4. Considérant, en second lieu, que si le ministre peut sans erreur de droit opposer le motif tiré d'un séjour irrégulier pour ajourner ou rejeter la demande de naturalisation du postulant, il ne saurait, en l'absence de toute autre circonstance, retenir ce seul motif lorsque l'ancienneté des faits est telle qu'elle est de nature à entacher sa décision d'une erreur manifeste d'appréciation ; qu'il ressort des pièces du dossier que M. B... A...a séjourné irrégulièrement sur le territoire français entre les mois de septembre 1993 et de mai 2003, soit pendant près de dix ans ; qu'il séjourne régulièrement sur ce territoire depuis le 19 mai 2003 ; qu'eu égard à l'ancienneté de ces faits, dont le terme remonte à près de huit ans à la date de la décision contestée, ils n'étaient pas à eux seuls de nature à justifier, sans erreur manifeste d'appréciation, le rejet de la demande de l'intéressée ; qu'ainsi, le troisième motif de la décision contestée n'était pas propre, à lui seul, à la justifier légalement ; qu'en conséquence, le ministre n'aurait pu légalement, en se fondant sur ce seul motif, prendre la même décision, dont, par suite, M. B... A...est fondé à demander l'annulation ;

5. Considérant qu'il résulte de tout ce qui précède que, sans qu'il soit besoin de statuer

sur les autres moyens de la requête, M. B... A...est fondé à soutenir que c'est à tort que, par ce jugement, le tribunal administratif de Nantes a rejeté sa demande ;

Sur les conclusions à fin d'injonction :

6. Considérant que l'annulation de la décision du 26 avril 2011 n'implique pas nécessairement qu'il soit fait droit à la demande d'acquisition de la nationalité française présentée par M. B... A... ; qu'il y a lieu d'ordonner au ministre de l'intérieur de réexaminer cette demande, dans un délai de deux mois à compter de la notification du présent arrêt ; qu'il n'y a pas lieu d'assortir cette injonction d'une astreinte ;

Sur les conclusions tendant à l'application des dispositions des articles L. 761-1 et R. 761-1 du code de justice administrative :

7. Considérant que, dans les circonstances de l'espèce, il y a lieu de mettre à la charge de l'Etat le versement à M. B... A...d'une somme globale de 1 500 euros au titre des dispositions de l'article L. 761-1 du code de justice administrative et de celles de l'article R. 761-1 du même code ;

DÉCIDE :

Article 1er : Le jugement du tribunal administratif de Nantes du 12 mars 2013 et la décision du ministre de l'intérieur, de l'outre-mer, des collectivités territoriales et de l'immigration du 26 avril 2011 sont annulés.

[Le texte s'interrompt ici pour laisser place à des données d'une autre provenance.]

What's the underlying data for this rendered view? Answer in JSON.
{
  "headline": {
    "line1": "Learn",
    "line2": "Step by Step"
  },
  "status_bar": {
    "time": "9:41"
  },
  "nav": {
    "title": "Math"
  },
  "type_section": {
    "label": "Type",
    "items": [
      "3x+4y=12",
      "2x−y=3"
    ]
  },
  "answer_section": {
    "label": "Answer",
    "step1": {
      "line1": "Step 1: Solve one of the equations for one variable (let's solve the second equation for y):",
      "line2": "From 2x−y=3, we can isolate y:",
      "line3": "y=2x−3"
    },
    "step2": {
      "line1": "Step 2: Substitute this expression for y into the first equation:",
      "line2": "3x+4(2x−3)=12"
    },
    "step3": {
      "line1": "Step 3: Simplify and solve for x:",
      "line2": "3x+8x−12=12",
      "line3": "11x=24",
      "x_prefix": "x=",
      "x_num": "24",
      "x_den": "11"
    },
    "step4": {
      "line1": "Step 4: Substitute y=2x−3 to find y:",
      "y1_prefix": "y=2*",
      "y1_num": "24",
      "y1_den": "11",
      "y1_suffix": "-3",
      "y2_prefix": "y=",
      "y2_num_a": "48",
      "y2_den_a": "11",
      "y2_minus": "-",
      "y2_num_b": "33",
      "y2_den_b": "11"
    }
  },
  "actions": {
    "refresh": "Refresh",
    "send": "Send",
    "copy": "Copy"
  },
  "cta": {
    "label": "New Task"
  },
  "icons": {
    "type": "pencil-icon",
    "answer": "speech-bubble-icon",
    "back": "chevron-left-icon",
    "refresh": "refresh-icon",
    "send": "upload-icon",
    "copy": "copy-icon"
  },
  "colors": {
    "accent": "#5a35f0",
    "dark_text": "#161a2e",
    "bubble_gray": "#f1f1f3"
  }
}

Article 2 : Il est enjoint au ministre de l'intérieur de réexaminer la demande de naturalisation présentée par M. B... A..., dans un délai de deux mois à compter de la notification du présent arrêt.

Article 3 : L'Etat versera à M. B... A... la somme de 1 500 euros en application des dispositions des articles L. 761-1 et R. 761-1 du code de justice administrative.

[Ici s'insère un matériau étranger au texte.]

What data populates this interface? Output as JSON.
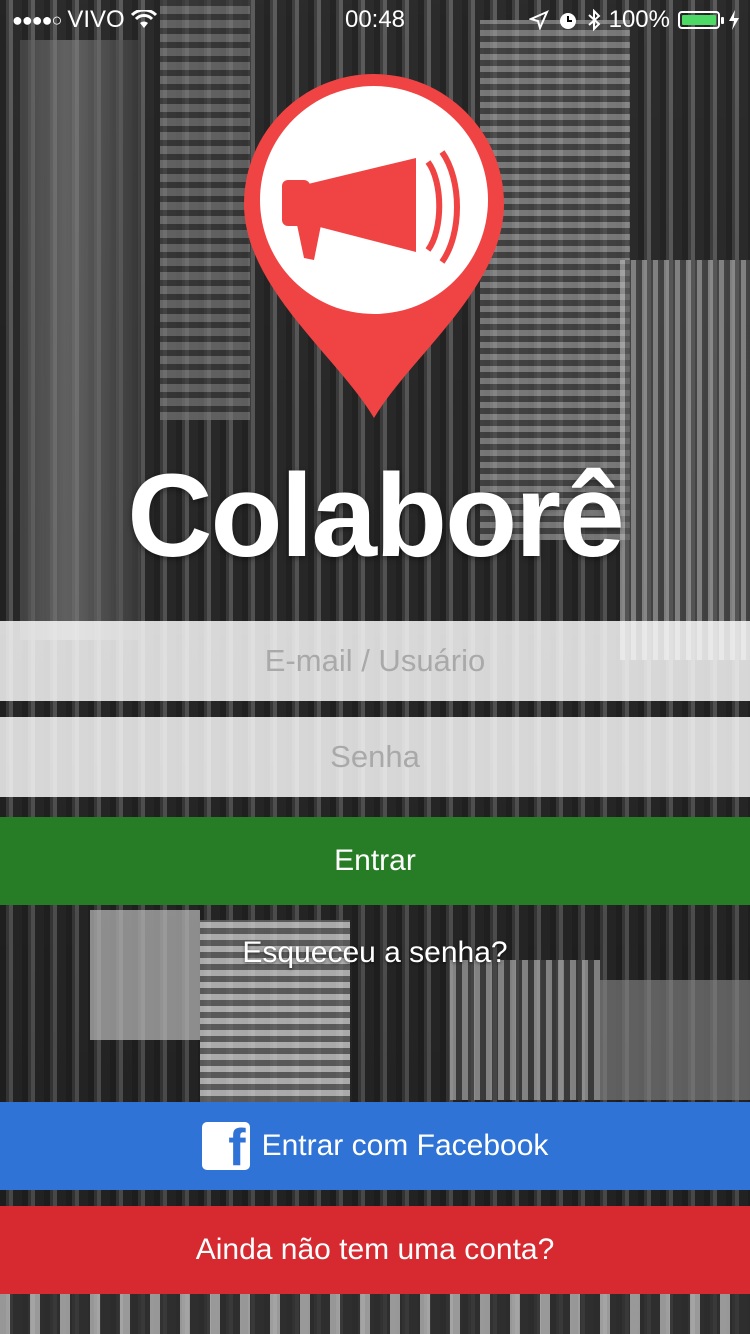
{
  "status_bar": {
    "signal": "●●●●○",
    "carrier": "VIVO",
    "time": "00:48",
    "battery_pct": "100%",
    "battery_level": 1.0
  },
  "colors": {
    "pin_red": "#f04444",
    "login_green": "#267d26",
    "facebook_blue": "#2f73d6",
    "signup_red": "#d62a30"
  },
  "logo": {
    "icon": "megaphone-pin-icon"
  },
  "brand": {
    "name": "Colaborê"
  },
  "form": {
    "email_placeholder": "E-mail / Usuário",
    "email_value": "",
    "password_placeholder": "Senha",
    "password_value": ""
  },
  "buttons": {
    "login": "Entrar",
    "forgot": "Esqueceu a senha?",
    "facebook": "Entrar com Facebook",
    "facebook_icon": "facebook-icon",
    "signup": "Ainda não tem uma conta?"
  }
}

Article 4 : Le surplus des conclusions présentées par M. B... A...est rejeté.

Article 5 : Le présent arrêt sera notifié à M. D... B...A...et au ministre de l'intérieur.

Délibéré après l'audience du 7 mars 2014, à laquelle siégeaient :

- M. Iselin, président de chambre,

- M. Millet, président-assesseur,

- M. Durup de Baleine, premier conseiller.

Lu en audience publique, le 28 mars 2014.

Le rapporteur,

A. DURUP de BALEINE Le président,

B. ISELIN

Le greffier,

F. PERSEHAYE

La République mande et ordonne au ministre de l'intérieur en ce qui le concerne, et à tous huissiers de justice à ce requis en ce qui concerne les voies de droit commun contre les parties privées, de pourvoir à l'exécution de la présente décision.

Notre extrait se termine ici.